Rodzice, jeśli nie chcą dzieci swoich na nieszczęśliwych samolubów wychować, powinni, nie nadużywając sił dziecięcych, nie zaprzątając im czasu ze szkodą dla nauki, wprawiać je po trosze, wedle możności, do oddawania maleńkich usług, do pomagania w rozmaitych zajęciach. Niech się dzieci wcześnie przekonają, że „szczęśliwszy jest ten, co daje, niż ten, co bierze”. Ucząc dzieci oddawania przysług, rozwija się najlepsze zasoby ich serca; przeciwnie, pozwalając im przyjmować usługi niezasłużone, rozwija się lenistwo, samolubstwo i pychę.

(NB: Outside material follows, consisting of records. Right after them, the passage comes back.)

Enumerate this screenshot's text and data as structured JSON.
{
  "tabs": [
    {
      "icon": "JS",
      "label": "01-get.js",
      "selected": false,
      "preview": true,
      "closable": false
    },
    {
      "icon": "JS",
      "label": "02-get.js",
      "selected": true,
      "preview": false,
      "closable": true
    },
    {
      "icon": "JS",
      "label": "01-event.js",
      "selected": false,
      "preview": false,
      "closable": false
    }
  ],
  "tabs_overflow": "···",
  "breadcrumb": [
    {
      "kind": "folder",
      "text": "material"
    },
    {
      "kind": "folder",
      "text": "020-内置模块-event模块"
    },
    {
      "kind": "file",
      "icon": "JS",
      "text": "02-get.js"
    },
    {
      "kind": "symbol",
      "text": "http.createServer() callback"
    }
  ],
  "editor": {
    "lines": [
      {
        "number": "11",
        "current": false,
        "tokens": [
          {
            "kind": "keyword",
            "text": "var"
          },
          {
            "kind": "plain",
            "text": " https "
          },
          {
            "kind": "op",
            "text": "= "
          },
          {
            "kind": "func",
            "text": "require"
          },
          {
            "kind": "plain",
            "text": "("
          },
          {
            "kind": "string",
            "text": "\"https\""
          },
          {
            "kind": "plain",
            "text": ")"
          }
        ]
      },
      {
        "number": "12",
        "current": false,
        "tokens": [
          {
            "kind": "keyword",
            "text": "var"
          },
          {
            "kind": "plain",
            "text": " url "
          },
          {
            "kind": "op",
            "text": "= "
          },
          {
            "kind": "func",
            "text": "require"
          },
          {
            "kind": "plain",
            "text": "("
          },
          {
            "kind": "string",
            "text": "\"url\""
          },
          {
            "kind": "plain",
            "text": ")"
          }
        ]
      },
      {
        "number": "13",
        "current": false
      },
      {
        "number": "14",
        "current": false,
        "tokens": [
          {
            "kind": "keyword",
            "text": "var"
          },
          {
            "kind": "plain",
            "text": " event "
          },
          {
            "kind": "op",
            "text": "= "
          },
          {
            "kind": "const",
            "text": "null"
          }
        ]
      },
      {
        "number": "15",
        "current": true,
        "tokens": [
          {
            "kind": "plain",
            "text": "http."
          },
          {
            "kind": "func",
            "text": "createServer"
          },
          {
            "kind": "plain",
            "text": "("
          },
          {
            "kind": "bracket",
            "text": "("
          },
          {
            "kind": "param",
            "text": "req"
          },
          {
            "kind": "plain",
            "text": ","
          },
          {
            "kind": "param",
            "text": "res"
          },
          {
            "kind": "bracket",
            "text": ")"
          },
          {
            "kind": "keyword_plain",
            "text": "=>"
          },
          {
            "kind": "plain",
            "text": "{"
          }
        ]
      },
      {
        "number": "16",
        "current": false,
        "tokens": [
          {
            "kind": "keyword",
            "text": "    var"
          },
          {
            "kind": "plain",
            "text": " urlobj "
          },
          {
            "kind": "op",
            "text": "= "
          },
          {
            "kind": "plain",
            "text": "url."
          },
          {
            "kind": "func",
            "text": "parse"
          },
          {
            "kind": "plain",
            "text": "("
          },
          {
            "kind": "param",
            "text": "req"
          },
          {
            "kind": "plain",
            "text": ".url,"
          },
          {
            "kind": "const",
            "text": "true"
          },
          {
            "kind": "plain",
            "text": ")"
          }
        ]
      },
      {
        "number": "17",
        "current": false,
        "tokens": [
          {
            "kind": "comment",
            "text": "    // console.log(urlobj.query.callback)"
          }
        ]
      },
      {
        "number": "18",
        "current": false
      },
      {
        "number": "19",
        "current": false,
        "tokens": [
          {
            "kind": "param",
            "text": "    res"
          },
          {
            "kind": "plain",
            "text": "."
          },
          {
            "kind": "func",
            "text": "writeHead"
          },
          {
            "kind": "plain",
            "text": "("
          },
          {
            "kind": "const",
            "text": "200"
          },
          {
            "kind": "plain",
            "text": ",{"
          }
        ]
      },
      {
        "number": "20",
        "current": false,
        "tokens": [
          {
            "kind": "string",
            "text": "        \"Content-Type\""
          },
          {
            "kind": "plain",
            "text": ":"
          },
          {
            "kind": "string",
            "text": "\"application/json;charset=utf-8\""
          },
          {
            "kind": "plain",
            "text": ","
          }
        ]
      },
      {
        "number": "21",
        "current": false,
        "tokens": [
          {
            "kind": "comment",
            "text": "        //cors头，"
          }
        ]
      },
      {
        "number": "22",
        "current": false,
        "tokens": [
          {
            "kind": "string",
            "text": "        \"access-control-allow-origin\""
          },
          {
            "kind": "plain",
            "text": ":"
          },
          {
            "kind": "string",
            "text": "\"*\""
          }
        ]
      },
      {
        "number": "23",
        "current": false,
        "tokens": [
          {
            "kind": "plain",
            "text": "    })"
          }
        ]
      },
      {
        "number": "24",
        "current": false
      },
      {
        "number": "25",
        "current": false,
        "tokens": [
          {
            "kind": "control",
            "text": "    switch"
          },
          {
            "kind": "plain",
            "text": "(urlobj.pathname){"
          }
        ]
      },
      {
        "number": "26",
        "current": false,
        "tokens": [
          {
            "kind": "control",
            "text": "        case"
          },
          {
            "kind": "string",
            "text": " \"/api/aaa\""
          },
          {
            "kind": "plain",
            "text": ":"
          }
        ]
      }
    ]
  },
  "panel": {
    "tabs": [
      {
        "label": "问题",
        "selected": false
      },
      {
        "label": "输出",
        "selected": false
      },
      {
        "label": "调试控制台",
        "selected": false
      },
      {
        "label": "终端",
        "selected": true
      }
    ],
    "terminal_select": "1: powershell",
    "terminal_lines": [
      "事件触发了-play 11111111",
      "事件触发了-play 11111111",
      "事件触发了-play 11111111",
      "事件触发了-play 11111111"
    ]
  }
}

Fragment pochodzi z: „O wychowaniu”, 1903
Ofiarność nie może być tylko jednorazowym gestem, lecz musi być efektem długiego procesu wychowania, w którym właśnie stopniowo przełamujemy naturalny u dzieci odruch posiadania wszystkiego tylko dla siebie. W wychowaniu nie chodzi o to, by naturę łamać, ale by ją nagiąć do dobrych celów. W zakresie ofiarności, która jest przecież tak charakterystyczna dla etyki chrześcijańskiej, osiągamy ten cudowny efekt dzięki odpowiedniemu wychowaniu, o czym rodzice poważnie podchodzący do swoich obowiązków powinni zawsze pamiętać. Pamiętać też powinni, że liberalizm opiera się na bezwzględnym egoizmie, dlatego tak obcy jest katolicyzmowi i dlatego wzorować się na liberalizmie nie wolno.